Every painting, a paean of feelings. Every book, a branching string of grammatical, syntactical and emotive relations, each curve and journey leading to another. All of it, an analogy to the beauty of life, and the illusory dance it is capable of causing.
When we watch the cold sunrise in the earliest hours of the day — or befriend the kaleidoscopic sunset with its peaceful clouds — we should feel a sense of connection to nature, and it should remind us of a comforting constant in an ever-changing world. Wise trees, determined to retain their beauty and elegance throughout each year despite the unforgivable cold and the scorching heat, illustrate the cosmos's indifferentness to our fate. In its thunderous spells, even the night rain is really only a love language — one that, for millennia, has both bewitched and kept us alive. Everything has its wonders, to quote Hellen Keller. “… even darkness and silence...”
In the end, those seemingly benign instances might be all there is to us and to our existence. They might be the films that play forever in our final moments, frozen frames lasting eternity and beyond. Our biggest regret would be realizing that we completely missed them, all because we were so focused on making others aware that we lived them. You do things and don't watch, observed Ray Bradbury. “Then all of a sudden you look and see what you’re doing and it’s the first time, really.”
The moon shone brightly above, its incandescence inundating the now blooming streetlights. I found myself standing by a familiar car in the street I owe the best of my childhood to. In my two hands were my phone, a car key, and a wallet.
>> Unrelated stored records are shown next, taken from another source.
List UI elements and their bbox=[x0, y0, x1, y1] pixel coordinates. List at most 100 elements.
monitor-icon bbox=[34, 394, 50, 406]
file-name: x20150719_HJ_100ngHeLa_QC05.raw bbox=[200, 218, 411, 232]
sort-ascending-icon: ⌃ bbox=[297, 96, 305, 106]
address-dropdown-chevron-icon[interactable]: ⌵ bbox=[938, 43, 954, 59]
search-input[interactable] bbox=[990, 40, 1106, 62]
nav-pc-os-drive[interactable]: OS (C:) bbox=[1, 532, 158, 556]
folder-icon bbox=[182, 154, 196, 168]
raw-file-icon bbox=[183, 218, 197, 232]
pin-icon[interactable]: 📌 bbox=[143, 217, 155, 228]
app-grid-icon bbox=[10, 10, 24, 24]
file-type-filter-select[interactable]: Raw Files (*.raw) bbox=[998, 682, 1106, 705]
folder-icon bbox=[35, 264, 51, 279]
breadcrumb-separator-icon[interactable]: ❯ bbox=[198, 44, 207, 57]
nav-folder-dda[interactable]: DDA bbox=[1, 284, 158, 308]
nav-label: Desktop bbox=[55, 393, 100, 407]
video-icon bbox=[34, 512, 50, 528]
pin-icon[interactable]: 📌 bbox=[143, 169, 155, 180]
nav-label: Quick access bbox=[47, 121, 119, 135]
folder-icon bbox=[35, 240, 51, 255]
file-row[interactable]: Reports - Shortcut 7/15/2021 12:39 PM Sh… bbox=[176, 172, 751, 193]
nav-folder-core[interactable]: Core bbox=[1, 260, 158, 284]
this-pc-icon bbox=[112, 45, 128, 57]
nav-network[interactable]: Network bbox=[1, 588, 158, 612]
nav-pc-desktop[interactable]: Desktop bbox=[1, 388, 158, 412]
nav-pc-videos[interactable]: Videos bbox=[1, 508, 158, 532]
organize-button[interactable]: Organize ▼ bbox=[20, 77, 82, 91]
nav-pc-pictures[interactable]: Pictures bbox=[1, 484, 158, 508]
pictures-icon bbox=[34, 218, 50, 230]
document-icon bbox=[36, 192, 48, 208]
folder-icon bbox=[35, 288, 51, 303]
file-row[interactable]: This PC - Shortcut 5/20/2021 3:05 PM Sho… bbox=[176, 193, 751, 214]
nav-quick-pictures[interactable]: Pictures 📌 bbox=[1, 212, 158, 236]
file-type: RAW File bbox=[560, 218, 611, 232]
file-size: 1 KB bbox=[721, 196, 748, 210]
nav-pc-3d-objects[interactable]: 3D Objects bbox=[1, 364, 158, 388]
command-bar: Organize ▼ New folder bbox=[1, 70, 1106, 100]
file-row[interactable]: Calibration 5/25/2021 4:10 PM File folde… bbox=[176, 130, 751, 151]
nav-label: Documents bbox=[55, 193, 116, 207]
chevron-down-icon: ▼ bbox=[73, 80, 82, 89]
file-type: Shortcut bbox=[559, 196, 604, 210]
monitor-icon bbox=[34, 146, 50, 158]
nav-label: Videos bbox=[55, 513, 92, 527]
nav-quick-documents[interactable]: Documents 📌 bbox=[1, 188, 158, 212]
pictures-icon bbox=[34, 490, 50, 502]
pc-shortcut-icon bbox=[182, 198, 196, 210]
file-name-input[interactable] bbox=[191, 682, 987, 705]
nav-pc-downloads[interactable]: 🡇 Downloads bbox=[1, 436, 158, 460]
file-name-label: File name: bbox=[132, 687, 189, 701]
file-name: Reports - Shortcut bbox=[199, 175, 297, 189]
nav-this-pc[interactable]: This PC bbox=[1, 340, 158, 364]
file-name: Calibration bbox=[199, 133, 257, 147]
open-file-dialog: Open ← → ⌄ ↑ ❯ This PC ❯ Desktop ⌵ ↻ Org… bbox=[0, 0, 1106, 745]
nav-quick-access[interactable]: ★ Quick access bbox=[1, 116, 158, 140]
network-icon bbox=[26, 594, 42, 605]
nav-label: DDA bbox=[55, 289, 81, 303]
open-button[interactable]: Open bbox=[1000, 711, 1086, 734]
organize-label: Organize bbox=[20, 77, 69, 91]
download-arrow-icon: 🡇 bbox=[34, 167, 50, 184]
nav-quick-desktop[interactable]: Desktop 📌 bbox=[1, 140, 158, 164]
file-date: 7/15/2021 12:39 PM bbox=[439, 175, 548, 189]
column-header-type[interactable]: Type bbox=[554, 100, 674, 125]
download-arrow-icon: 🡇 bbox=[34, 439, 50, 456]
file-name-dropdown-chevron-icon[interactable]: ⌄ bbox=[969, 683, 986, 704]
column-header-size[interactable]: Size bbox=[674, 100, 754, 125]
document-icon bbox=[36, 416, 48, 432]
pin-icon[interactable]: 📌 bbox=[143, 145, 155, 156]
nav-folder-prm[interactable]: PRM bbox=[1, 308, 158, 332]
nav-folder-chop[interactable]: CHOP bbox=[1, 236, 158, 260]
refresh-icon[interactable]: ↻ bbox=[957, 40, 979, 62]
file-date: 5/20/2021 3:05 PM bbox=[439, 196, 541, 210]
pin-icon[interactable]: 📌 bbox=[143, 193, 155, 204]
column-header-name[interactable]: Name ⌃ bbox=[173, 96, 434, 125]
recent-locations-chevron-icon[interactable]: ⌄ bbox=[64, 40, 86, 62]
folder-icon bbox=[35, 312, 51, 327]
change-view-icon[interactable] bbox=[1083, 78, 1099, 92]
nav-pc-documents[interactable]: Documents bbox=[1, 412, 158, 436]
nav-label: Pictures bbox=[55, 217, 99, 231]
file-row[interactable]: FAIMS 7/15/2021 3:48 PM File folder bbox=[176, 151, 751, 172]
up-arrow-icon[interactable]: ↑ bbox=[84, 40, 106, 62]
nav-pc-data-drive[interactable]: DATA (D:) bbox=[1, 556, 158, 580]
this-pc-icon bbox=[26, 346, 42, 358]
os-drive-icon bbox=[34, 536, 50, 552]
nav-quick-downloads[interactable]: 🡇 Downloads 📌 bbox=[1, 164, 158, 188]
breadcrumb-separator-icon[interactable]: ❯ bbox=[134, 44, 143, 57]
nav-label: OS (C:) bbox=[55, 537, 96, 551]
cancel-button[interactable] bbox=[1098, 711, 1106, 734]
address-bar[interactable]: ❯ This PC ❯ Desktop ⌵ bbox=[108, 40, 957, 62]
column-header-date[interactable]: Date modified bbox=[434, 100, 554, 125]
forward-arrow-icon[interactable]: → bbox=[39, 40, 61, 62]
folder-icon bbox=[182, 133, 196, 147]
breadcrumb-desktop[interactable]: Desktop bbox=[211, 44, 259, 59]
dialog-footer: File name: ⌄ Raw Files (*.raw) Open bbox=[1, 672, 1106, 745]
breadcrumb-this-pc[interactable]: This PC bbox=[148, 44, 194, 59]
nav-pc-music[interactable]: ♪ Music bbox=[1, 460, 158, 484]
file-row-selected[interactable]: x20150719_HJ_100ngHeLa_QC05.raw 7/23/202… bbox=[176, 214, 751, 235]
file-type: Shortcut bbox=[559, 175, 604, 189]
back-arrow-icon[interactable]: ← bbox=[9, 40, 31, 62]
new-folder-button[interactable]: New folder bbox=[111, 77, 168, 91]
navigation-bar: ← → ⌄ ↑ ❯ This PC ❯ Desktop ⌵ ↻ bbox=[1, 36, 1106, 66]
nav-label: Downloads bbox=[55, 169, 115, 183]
Before I crossed the street, a car passed me by. Its driver, an older man, gave me a decisive, friendly honk. His face held a pronounced look of wonderment. I waved back, reluctantly. He probably knew me, but I couldn't seem to remember how or where — or why he seemed so delighted to see me. It was the same street, yet so different from when I was a child. And everything was undoubtedly unlike anything from just a second ago. The phone was now buzzing.
“What is taking you so long?" asked the voice on the other end.
“Huh... Oh... right. The wallet. Sorry,” I replied.